So it’s been a while since I have shared my musings in a format longer than 140 characters. Today is as good a day as any to catch up.
I am in New York for an extended stay and happily working away at developing the various tentacles of my business. In New York, resources seem endless as do opportunities. Trick is to ferret out the ones that really make sense and focus your energies on those. This week, the LAMC has taken over the NY cultural scene. A fabulous conference put together and run by a dear friend. Good example of finding your core and mining it. While the “major” players are going down in flames (so what happened to Popkomm?), this conference focused on “outsiders” seems to be doing just fine. For that matter, so is the sister label, management and all around 360 business he has (congrats to you my brotha).
Meanwhile, I see the world still melting, both in an economic and music industry sense. Is the recession really ending? Is Michael Jackson really dead? Is it true that the best marketing plan is to simply die? Well, I think I will hold off on that one for now. What I have found is that many outside dabblers and their private equity groups are retreating from the fray. All those major acquisitions on the publishing side have waned and the catalogues that did not sell during the frenzy have now lost value…just like your house. Now those companies are scraping to pay the light bills and finding that they can’t service the debt with the cash flow from those catalogues they overpaid for. Hey fellas, you realize you have to actually WORK the catalogue to maintain or increase income stream? It don’t do it by itself…

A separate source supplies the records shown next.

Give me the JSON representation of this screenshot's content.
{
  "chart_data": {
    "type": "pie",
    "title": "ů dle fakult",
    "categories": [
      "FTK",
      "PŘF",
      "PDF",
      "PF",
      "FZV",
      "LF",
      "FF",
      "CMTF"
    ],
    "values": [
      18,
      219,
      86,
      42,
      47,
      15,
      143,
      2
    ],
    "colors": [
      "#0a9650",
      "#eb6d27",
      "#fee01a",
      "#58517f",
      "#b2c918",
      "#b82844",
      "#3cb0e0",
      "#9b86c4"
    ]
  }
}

In my career, I have seen a few of these occurrences. Outside equity players think they understand the music business, get a front man and put up a ton of money to get in the biz figuring they can buy experience. Does not (always) work. In this latest round, look at EMI. Smarts guys, innovative ideas, completely missed the nuances that drive the music business. You can’t fire everyone. Someone has to deal with the artists and songwriters in a language that they understand. Music is a very strange world and the cocoon that creators need to be in to create can not be messed with. Of course that is just one of the problems they encountered…and yes, they too are having problems servicing their debt.
This is all a good thing. Music people should be in the music business. People who live and breathe the stuff. Most of us got into this because we love music. We are musicians, songwriters, producers, fans…all of it! We don’t know what else to do. I can practice law but…no, really!

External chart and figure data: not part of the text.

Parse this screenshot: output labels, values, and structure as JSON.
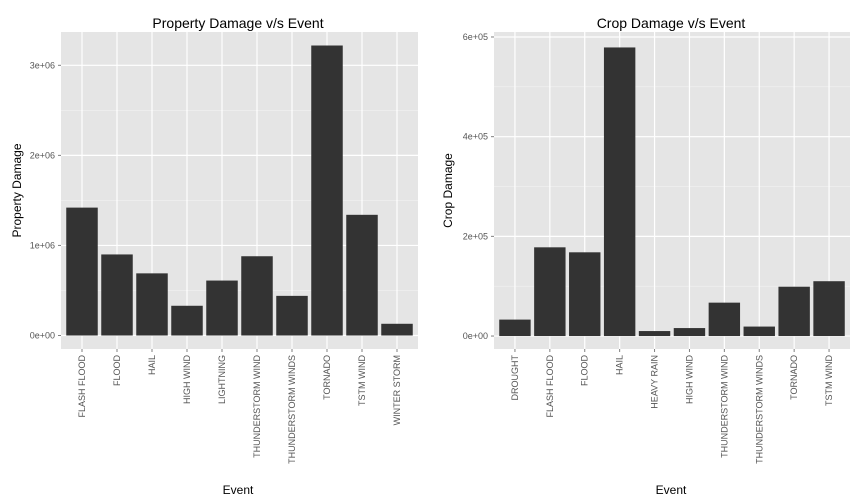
{
  "colors": {
    "panel_bg": "#e5e5e5",
    "grid_major": "#ffffff",
    "grid_minor": "#f2f2f2",
    "bar": "#333333",
    "tick_text": "#555555",
    "title_text": "#000000"
  },
  "chart_data": [
    {
      "type": "bar",
      "title": "Property Damage v/s Event",
      "xlabel": "Event",
      "ylabel": "Property Damage",
      "categories": [
        "FLASH FLOOD",
        "FLOOD",
        "HAIL",
        "HIGH WIND",
        "LIGHTNING",
        "THUNDERSTORM WIND",
        "THUNDERSTORM WINDS",
        "TORNADO",
        "TSTM WIND",
        "WINTER STORM"
      ],
      "values": [
        1420000,
        900000,
        690000,
        330000,
        610000,
        880000,
        440000,
        3220000,
        1340000,
        130000
      ],
      "ylim": [
        -150000,
        3370000
      ],
      "yticks": [
        0,
        1000000,
        2000000,
        3000000
      ],
      "ytick_labels": [
        "0e+00",
        "1e+06",
        "2e+06",
        "3e+06"
      ],
      "grid": true
    },
    {
      "type": "bar",
      "title": "Crop Damage v/s Event",
      "xlabel": "Event",
      "ylabel": "Crop Damage",
      "categories": [
        "DROUGHT",
        "FLASH FLOOD",
        "FLOOD",
        "HAIL",
        "HEAVY RAIN",
        "HIGH WIND",
        "THUNDERSTORM WIND",
        "THUNDERSTORM WINDS",
        "TORNADO",
        "TSTM WIND"
      ],
      "values": [
        33000,
        178000,
        168000,
        579000,
        10000,
        16000,
        67000,
        19000,
        99000,
        110000
      ],
      "ylim": [
        -26000,
        610000
      ],
      "yticks": [
        0,
        200000,
        400000,
        600000
      ],
      "ytick_labels": [
        "0e+00",
        "2e+05",
        "4e+05",
        "6e+05"
      ],
      "grid": true
    }
  ]
}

Now I look at the options and meet with everyone. Smart guys with money and real music people who managed to escape the damage and survive with some capital to grow. Perhaps in my next post I will be talking about who ends up being the better partner. Or perhaps I find that I am best where I am, on my own, growing it all organically. We are actually doing well. No big press pushes. Just friends telling friends that we found a way to monetize music assets and operate a good, honest business. We actually earn and pay royalties on over 300 albums so far. Not bad for two guys in a house.
This all may make for an interesting micro study some day.